Recently, I bought an intriguing book in an antique shop: Maria Monk: Secrets of the Black Nunnery Revealed. It was undated but was obviously a reprint of an older volume. Purportedly, in the 1830s, the author escaped from a Montreal convent where priests entered through a secret tunnel to have sexual relations with the defenseless nuns. If a child resulted, the infant was baptized, strangled, and thrown into a basement lime pit (Monk n.d., 130–31). Pregnant herself, Monk escaped to have her baby and pen the tell-all tale. Or so she claimed.
I had not read far into the book before I found suspicious elements. For example, the descriptions of Catholic practices seemed those an outsider would make, and they are often criticized from a Protestant viewpoint. Also, the language is too rhetorically inflated for the “uneducated” female who allegedly wrote it. In fact, the language is suspiciously like that of the anonymous person who wrote the preface.
One might suspect the narrative was simply ghostwritten—as by her companion and de facto manager, Rev. W.K. Hoyt, a strongly anti-Catholic Protestant, who was also suspected of fathering her child. However, the preface claims her tale was “carefully written down from her lips” (xiii)—which not only cannot be true but tacitly admits the young woman was unable to write such a text.

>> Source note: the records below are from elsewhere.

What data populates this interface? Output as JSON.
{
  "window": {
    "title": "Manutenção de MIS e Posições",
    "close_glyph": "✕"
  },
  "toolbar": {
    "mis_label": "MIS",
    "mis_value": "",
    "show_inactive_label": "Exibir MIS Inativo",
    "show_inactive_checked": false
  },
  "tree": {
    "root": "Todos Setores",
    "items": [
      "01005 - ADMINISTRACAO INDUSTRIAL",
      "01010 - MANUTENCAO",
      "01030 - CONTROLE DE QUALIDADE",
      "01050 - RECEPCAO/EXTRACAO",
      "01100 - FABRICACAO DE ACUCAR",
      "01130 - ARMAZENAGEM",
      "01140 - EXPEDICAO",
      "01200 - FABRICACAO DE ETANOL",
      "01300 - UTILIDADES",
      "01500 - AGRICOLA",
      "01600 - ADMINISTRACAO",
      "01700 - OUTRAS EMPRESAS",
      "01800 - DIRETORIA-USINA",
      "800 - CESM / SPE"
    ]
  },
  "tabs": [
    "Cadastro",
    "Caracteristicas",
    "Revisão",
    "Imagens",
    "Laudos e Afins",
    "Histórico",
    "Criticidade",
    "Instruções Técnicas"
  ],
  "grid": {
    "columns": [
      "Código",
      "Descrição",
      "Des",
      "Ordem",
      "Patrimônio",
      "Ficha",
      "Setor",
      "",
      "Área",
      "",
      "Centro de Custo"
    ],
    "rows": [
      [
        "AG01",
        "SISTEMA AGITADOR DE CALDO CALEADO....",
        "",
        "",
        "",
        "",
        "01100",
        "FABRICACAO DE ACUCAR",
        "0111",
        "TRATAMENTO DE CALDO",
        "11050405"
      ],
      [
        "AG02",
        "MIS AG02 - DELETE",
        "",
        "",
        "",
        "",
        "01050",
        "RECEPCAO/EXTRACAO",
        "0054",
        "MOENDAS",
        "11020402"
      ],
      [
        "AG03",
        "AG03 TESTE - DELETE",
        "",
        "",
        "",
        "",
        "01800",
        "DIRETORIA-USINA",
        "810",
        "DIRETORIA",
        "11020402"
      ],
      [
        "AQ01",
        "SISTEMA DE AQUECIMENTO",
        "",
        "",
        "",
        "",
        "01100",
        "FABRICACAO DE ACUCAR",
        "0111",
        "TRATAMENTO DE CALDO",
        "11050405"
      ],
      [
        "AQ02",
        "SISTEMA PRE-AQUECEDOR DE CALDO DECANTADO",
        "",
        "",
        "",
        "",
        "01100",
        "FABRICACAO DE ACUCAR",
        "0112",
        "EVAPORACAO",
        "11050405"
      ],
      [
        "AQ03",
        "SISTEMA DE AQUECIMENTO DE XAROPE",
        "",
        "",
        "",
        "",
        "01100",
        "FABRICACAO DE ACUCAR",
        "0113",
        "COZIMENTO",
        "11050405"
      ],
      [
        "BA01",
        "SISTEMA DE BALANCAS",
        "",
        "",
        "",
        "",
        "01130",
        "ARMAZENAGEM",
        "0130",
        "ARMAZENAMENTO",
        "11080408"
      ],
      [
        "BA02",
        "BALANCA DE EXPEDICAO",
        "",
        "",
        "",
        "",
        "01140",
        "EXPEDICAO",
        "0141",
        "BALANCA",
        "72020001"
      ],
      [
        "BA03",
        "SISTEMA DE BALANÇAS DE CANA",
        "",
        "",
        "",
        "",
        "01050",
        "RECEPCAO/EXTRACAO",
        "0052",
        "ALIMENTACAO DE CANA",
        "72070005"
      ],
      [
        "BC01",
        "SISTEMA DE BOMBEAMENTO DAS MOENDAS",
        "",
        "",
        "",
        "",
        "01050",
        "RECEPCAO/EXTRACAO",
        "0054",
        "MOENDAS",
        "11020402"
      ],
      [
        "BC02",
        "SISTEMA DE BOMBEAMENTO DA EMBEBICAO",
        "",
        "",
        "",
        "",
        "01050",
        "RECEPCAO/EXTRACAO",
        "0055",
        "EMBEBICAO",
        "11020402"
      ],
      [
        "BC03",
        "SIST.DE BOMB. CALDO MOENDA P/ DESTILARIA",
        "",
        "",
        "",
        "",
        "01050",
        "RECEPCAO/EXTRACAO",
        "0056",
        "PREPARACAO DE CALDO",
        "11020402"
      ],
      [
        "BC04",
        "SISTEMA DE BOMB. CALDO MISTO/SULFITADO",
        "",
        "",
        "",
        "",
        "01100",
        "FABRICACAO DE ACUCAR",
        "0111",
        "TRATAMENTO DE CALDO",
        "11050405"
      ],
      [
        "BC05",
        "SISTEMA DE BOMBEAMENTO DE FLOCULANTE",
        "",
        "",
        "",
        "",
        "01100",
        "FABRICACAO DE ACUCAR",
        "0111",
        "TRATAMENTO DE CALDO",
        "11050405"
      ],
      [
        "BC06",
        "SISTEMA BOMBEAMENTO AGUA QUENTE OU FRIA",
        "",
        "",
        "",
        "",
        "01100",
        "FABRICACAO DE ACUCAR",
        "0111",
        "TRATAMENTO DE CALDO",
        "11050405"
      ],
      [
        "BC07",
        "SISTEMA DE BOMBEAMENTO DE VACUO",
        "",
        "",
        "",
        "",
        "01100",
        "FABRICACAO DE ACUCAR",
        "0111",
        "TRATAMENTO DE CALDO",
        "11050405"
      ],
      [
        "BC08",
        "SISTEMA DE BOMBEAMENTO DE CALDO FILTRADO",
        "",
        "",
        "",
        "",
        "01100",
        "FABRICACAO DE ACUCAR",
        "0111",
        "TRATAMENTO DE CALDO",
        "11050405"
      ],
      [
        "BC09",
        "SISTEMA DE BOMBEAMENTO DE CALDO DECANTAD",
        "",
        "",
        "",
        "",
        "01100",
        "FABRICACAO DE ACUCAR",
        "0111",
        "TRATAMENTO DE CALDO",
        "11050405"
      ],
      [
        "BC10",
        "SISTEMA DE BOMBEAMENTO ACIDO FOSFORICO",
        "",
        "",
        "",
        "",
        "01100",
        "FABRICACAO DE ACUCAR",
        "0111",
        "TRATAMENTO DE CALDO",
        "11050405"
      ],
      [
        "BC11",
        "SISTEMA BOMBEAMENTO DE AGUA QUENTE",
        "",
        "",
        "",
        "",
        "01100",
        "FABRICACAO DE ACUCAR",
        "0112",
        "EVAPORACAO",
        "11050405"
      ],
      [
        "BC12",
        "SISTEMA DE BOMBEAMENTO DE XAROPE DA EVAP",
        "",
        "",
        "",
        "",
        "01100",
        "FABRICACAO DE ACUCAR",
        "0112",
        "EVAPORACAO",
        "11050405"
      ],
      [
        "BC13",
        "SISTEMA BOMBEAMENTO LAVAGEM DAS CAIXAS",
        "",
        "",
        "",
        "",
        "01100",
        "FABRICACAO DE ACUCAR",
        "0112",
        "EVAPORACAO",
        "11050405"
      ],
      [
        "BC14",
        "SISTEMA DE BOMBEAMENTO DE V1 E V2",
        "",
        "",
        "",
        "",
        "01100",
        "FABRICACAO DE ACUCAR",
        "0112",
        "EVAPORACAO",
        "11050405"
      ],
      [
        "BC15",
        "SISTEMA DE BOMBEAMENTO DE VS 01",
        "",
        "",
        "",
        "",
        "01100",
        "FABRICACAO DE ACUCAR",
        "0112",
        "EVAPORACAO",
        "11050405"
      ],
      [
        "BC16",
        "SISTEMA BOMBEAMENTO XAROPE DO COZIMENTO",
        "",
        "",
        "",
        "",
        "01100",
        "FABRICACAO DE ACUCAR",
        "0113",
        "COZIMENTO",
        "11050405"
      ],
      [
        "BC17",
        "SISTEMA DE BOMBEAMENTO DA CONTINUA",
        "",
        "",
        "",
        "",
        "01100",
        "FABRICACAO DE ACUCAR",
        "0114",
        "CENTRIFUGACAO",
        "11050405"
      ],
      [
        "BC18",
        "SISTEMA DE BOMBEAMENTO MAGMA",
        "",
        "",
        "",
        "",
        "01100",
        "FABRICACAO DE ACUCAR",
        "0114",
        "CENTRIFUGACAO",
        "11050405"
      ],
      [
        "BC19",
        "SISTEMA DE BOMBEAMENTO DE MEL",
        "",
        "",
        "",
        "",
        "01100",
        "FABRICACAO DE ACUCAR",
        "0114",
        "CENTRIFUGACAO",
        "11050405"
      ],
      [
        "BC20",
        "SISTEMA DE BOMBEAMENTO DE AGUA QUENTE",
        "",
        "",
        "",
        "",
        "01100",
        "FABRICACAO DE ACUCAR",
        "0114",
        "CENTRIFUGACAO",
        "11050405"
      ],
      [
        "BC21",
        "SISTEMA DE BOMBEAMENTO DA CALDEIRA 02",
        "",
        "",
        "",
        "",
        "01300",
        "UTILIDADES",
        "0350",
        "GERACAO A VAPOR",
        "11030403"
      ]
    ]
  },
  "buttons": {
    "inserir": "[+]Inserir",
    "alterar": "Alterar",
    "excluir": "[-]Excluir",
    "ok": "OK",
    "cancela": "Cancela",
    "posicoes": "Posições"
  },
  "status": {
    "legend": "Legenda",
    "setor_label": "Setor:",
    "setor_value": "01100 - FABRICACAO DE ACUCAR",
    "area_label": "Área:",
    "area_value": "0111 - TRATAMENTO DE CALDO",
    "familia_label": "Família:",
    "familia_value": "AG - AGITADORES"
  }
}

As it happens, the book was a hoax. As related in my late friend Gordon Stein’s Encyclopedia of Hoaxes (1993; 224–26), the fantastic assertions of the book were thoroughly investigated at the time by Protestant clergymen. They inspected the convent in question and discovered its interior was incompatible with Maria Monk’s descriptions. Much other evidence of fakery followed.
Nevertheless the book saw many editions, and by the 1920s reportedly sold over 300,000 copies. Over four decades later, states Stein, it “was still going strong.” Copies, like the one I picked up, are still lying in wait for unsuspecting readers, and so the hoax must be exposed again and again.
As to Maria Monk, she lived on until 1949, when she died in a prison on New York City’s Welfare Island. She had been arrested for having picked the pocket of a man who apparently paid for her sexual services.